Chaos à Port-au-Prince
La capitale haïtienne est contrôlée à près de 80 % par des groupes armés qui terrorisent la population. Plusieurs dizaines de milliers d’habitants, chassés de leur domicile par ces bandes, s’entassent dans des camps de fortune où ils souffrent de la faim.
Crise humanitaire en plein cœur de la capitale
Quatre hommes se frayent un chemin à travers la foule qui se presse dans les allées étroites, bordées d’étals et de tentes de fortune, du camp de déplacés de l’école nationale Darius-Denis, à Port-au-Prince, la capitale haïtienne. Avançant à pas rapides, ils portent le corps inanimé d’une femme, en la soutenant chacun par un de ses membres.
Instauration de l’état d’urgence
Afin de tenter de reprendre en main la situation, le premier ministre haïtien, Garry Conille, a annoncé, mercredi 17 juillet, l’instauration de l’état d’urgence sécuritaire dans 14 communes où se concentrent les violences.
Réfugiés dans la détresse
Il y a 376 familles qui vivent ici, soit 1 264 personnes en tout.
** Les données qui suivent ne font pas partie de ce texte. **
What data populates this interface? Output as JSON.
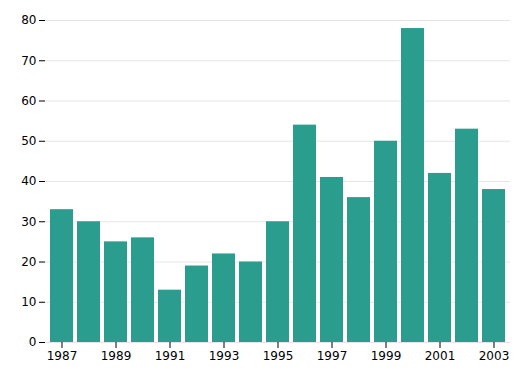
{
  "chart_data": {
    "type": "bar",
    "categories": [
      "1987",
      null,
      "1989",
      null,
      "1991",
      null,
      "1993",
      null,
      "1995",
      null,
      "1997",
      null,
      "1999",
      null,
      "2001",
      null,
      "2003"
    ],
    "values": [
      33,
      30,
      25,
      26,
      13,
      19,
      22,
      20,
      30,
      54,
      41,
      36,
      50,
      78,
      42,
      53,
      38
    ],
    "color": "#2a9d8f",
    "ylim": [
      0,
      80
    ],
    "yticks": [
      0,
      10,
      20,
      30,
      40,
      50,
      60,
      70,
      80
    ],
    "grid": true
  }
}
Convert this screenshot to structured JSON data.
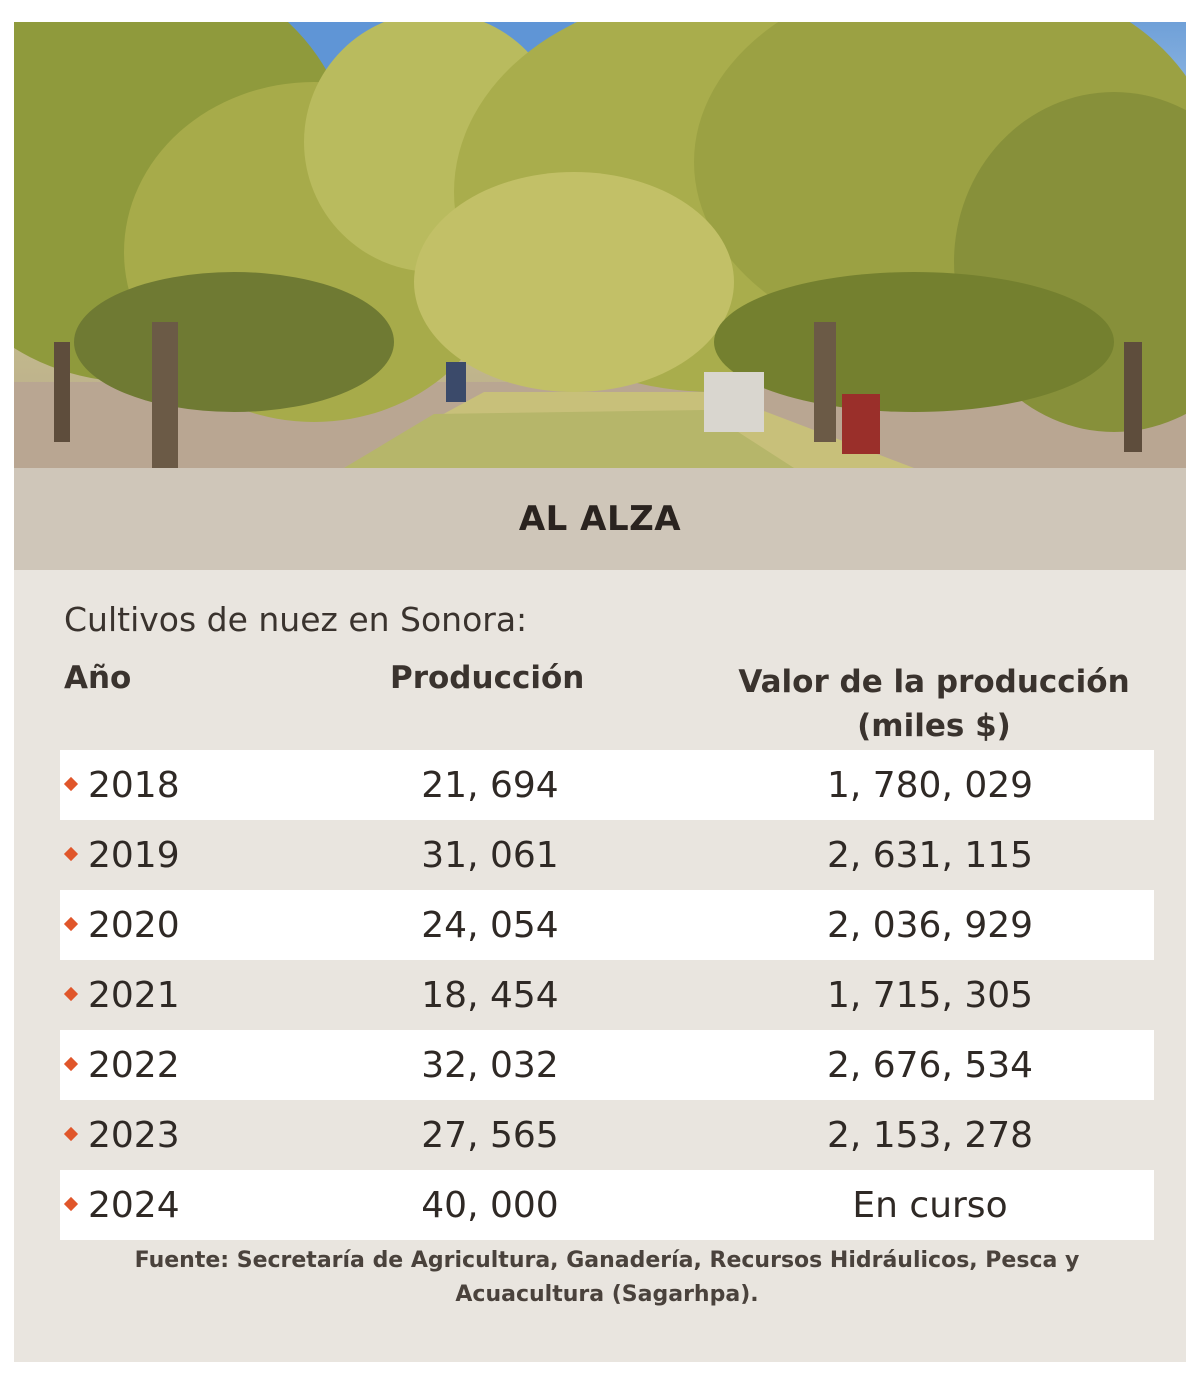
{
  "banner": {
    "title": "AL ALZA"
  },
  "subtitle": "Cultivos de nuez en Sonora:",
  "table": {
    "headers": {
      "year": "Año",
      "production": "Producción",
      "value": "Valor de la producción (miles $)"
    },
    "rows": [
      {
        "year": "2018",
        "production": "21, 694",
        "value": "1, 780, 029"
      },
      {
        "year": "2019",
        "production": "31, 061",
        "value": "2, 631, 115"
      },
      {
        "year": "2020",
        "production": "24, 054",
        "value": "2, 036, 929"
      },
      {
        "year": "2021",
        "production": "18, 454",
        "value": "1, 715, 305"
      },
      {
        "year": "2022",
        "production": "32, 032",
        "value": "2, 676, 534"
      },
      {
        "year": "2023",
        "production": "27, 565",
        "value": "2, 153, 278"
      },
      {
        "year": "2024",
        "production": "40, 000",
        "value": "En curso"
      }
    ]
  },
  "source": "Fuente: Secretaría de Agricultura, Ganadería, Recursos Hidráulicos, Pesca y Acuacultura (Sagarhpa).",
  "colors": {
    "accent": "#e0562a",
    "banner": "#cfc6b9",
    "panel": "#e9e5df",
    "row_shade": "#ffffff"
  }
}
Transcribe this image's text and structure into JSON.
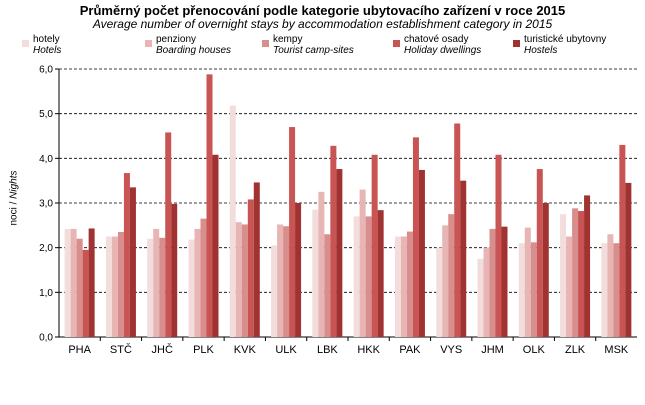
{
  "chart_data": {
    "type": "bar",
    "title": "Průměrný počet přenocování  podle kategorie  ubytovacího  zařízení v roce 2015",
    "subtitle": "Average number of overnight  stays by accommodation establishment category in 2015",
    "ylabel_cz": "noci / ",
    "ylabel_en": "Nights",
    "ylim": [
      0,
      6
    ],
    "yticks": [
      "0,0",
      "1,0",
      "2,0",
      "3,0",
      "4,0",
      "5,0",
      "6,0"
    ],
    "grid": "horizontal-dashed",
    "legend_position": "top",
    "categories": [
      "PHA",
      "STČ",
      "JHČ",
      "PLK",
      "KVK",
      "ULK",
      "LBK",
      "HKK",
      "PAK",
      "VYS",
      "JHM",
      "OLK",
      "ZLK",
      "MSK"
    ],
    "series": [
      {
        "name": "hotely",
        "name_en": "Hotels",
        "color": "#f3dcdc",
        "values": [
          2.42,
          2.25,
          2.2,
          2.18,
          5.18,
          2.05,
          2.85,
          2.7,
          2.25,
          2.0,
          1.75,
          2.1,
          2.75,
          2.1
        ]
      },
      {
        "name": "penziony",
        "name_en": "Boarding houses",
        "color": "#e8b5b5",
        "values": [
          2.42,
          2.25,
          2.42,
          2.42,
          2.57,
          2.52,
          3.25,
          3.3,
          2.25,
          2.5,
          2.0,
          2.45,
          2.25,
          2.3
        ]
      },
      {
        "name": "kempy",
        "name_en": "Tourist camp-sites",
        "color": "#d98e8e",
        "values": [
          2.2,
          2.35,
          2.22,
          2.65,
          2.52,
          2.48,
          2.3,
          2.7,
          2.36,
          2.75,
          2.42,
          2.12,
          2.88,
          2.1
        ]
      },
      {
        "name": "chatové osady",
        "name_en": "Holiday dwellings",
        "color": "#c85454",
        "values": [
          1.95,
          3.67,
          4.58,
          5.88,
          3.08,
          4.7,
          4.28,
          4.08,
          4.47,
          4.78,
          4.08,
          3.76,
          2.82,
          4.3
        ]
      },
      {
        "name": "turistické ubytovny",
        "name_en": "Hostels",
        "color": "#a03232",
        "values": [
          2.43,
          3.35,
          2.98,
          4.08,
          3.46,
          3.0,
          3.76,
          2.84,
          3.74,
          3.5,
          2.47,
          3.0,
          3.17,
          3.45
        ]
      }
    ]
  }
}
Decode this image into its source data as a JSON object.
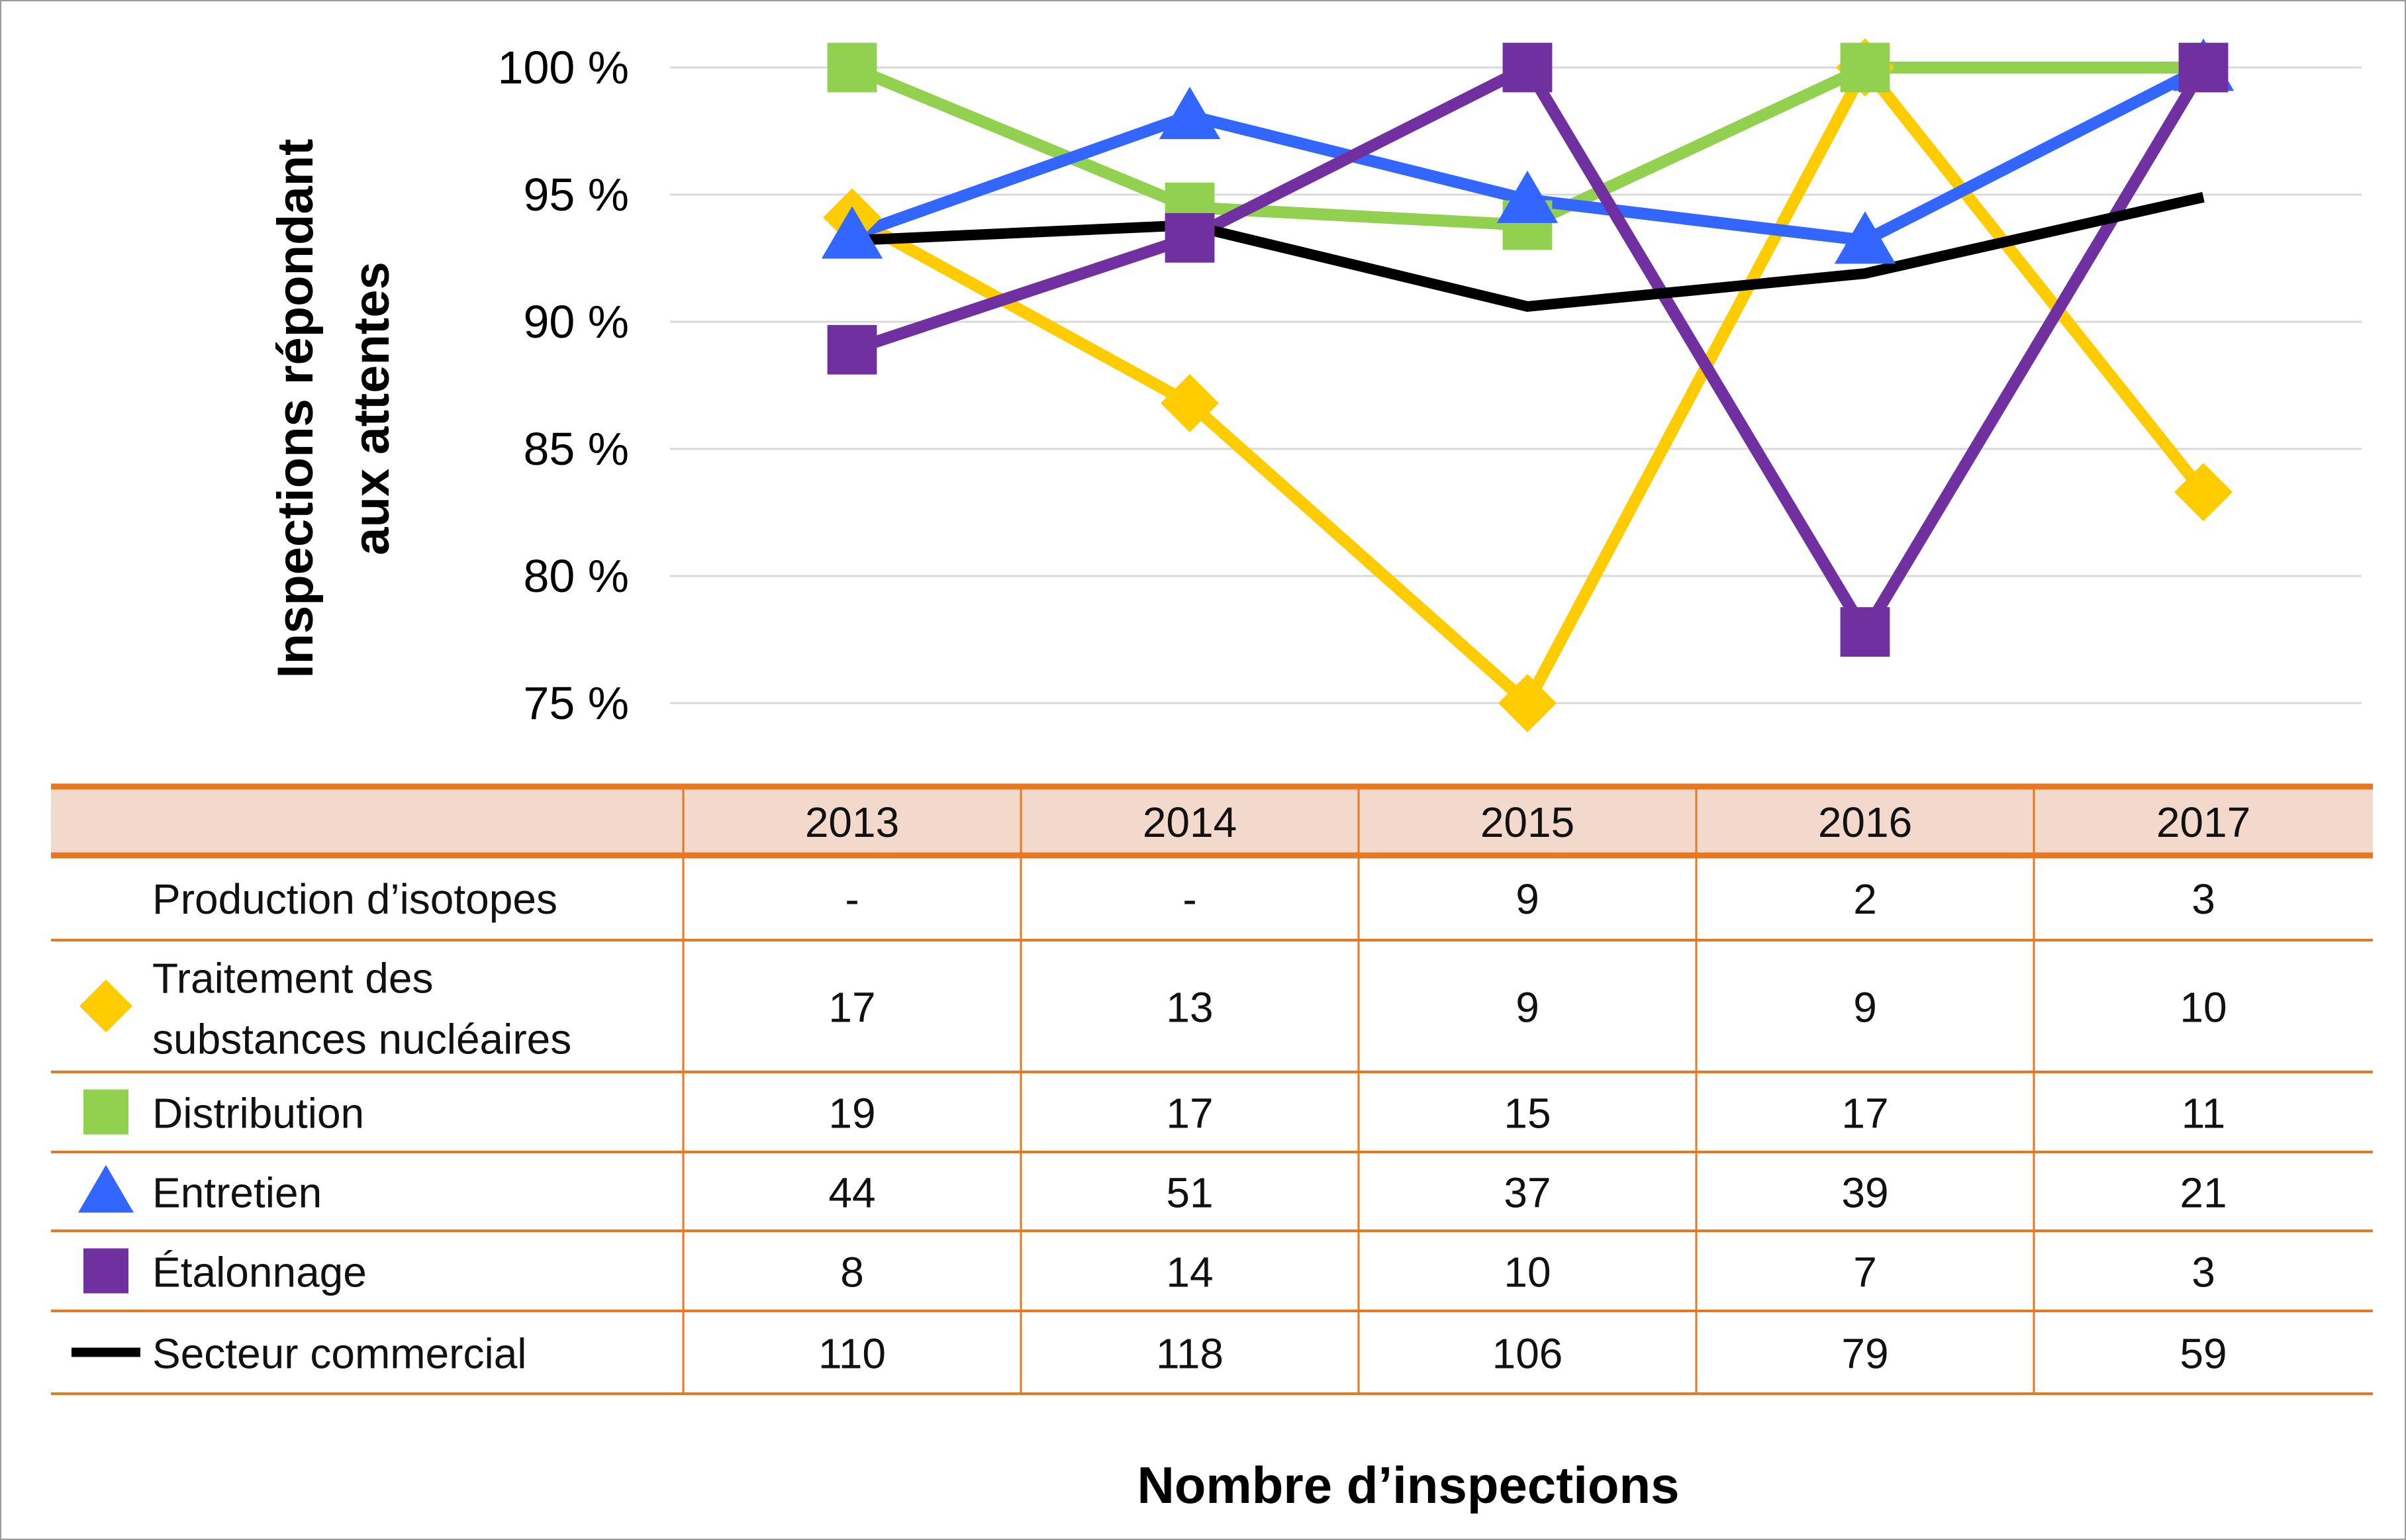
{
  "chart_data": {
    "type": "line",
    "ylabel": "Inspections répondant aux attentes",
    "xlabel": "Nombre d’inspections",
    "ylim": [
      75,
      100
    ],
    "yticks": [
      100,
      95,
      90,
      85,
      80,
      75
    ],
    "ytick_labels": [
      "100 %",
      "95 %",
      "90 %",
      "85 %",
      "80 %",
      "75 %"
    ],
    "grid": true,
    "x": [
      "2013",
      "2014",
      "2015",
      "2016",
      "2017"
    ],
    "series": [
      {
        "name": "Traitement des substances nucléaires",
        "label_lines": [
          "Traitement des",
          "substances nucléaires"
        ],
        "marker": "diamond",
        "color": "#FFCC00",
        "values": [
          94.1,
          86.8,
          75.0,
          100.0,
          83.3
        ]
      },
      {
        "name": "Distribution",
        "label_lines": [
          "Distribution"
        ],
        "marker": "square",
        "color": "#92D050",
        "values": [
          100.0,
          94.5,
          93.8,
          100.0,
          100.0
        ]
      },
      {
        "name": "Entretien",
        "label_lines": [
          "Entretien"
        ],
        "marker": "triangle",
        "color": "#3366FF",
        "values": [
          93.4,
          98.1,
          94.8,
          93.2,
          100.0
        ]
      },
      {
        "name": "Étalonnage",
        "label_lines": [
          "Étalonnage"
        ],
        "marker": "square",
        "color": "#7030A0",
        "values": [
          88.9,
          93.3,
          100.0,
          77.8,
          100.0
        ]
      },
      {
        "name": "Secteur commercial",
        "label_lines": [
          "Secteur commercial"
        ],
        "marker": "line",
        "color": "#000000",
        "values": [
          93.2,
          93.8,
          90.6,
          91.9,
          94.9
        ]
      }
    ],
    "table": {
      "header": [
        "",
        "2013",
        "2014",
        "2015",
        "2016",
        "2017"
      ],
      "rows": [
        {
          "label_lines": [
            "Production d’isotopes"
          ],
          "marker": "none",
          "color": "",
          "values": [
            "-",
            "-",
            "9",
            "2",
            "3"
          ]
        },
        {
          "label_lines": [
            "Traitement des",
            "substances nucléaires"
          ],
          "marker": "diamond",
          "color": "#FFCC00",
          "values": [
            "17",
            "13",
            "9",
            "9",
            "10"
          ]
        },
        {
          "label_lines": [
            "Distribution"
          ],
          "marker": "square",
          "color": "#92D050",
          "values": [
            "19",
            "17",
            "15",
            "17",
            "11"
          ]
        },
        {
          "label_lines": [
            "Entretien"
          ],
          "marker": "triangle",
          "color": "#3366FF",
          "values": [
            "44",
            "51",
            "37",
            "39",
            "21"
          ]
        },
        {
          "label_lines": [
            "Étalonnage"
          ],
          "marker": "square",
          "color": "#7030A0",
          "values": [
            "8",
            "14",
            "10",
            "7",
            "3"
          ]
        },
        {
          "label_lines": [
            "Secteur commercial"
          ],
          "marker": "line",
          "color": "#000000",
          "values": [
            "110",
            "118",
            "106",
            "79",
            "59"
          ]
        }
      ],
      "accent_color": "#E87722",
      "header_fill": "#F2D9CC"
    }
  }
}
Les déplacés, qui s’entassent dans les bâtiments et la cour de récréation de cette école élémentaire publique du centre de la capitale, habitaient pour la plupart dans les quartiers populaires de Carrefour Feuilles et de Savane Pistache.
Témoignage poignant d’une victime
La vie de Gyvelove Saint-Fleur a basculé un jour de février 2023. « Ils m’ont violée. Ils ont violé treize autres femmes », témoigne cette jeune femme de 18 ans, mère de deux enfants. Ses grands yeux s’embuent de larmes à mesure qu’elle raconte son calvaire.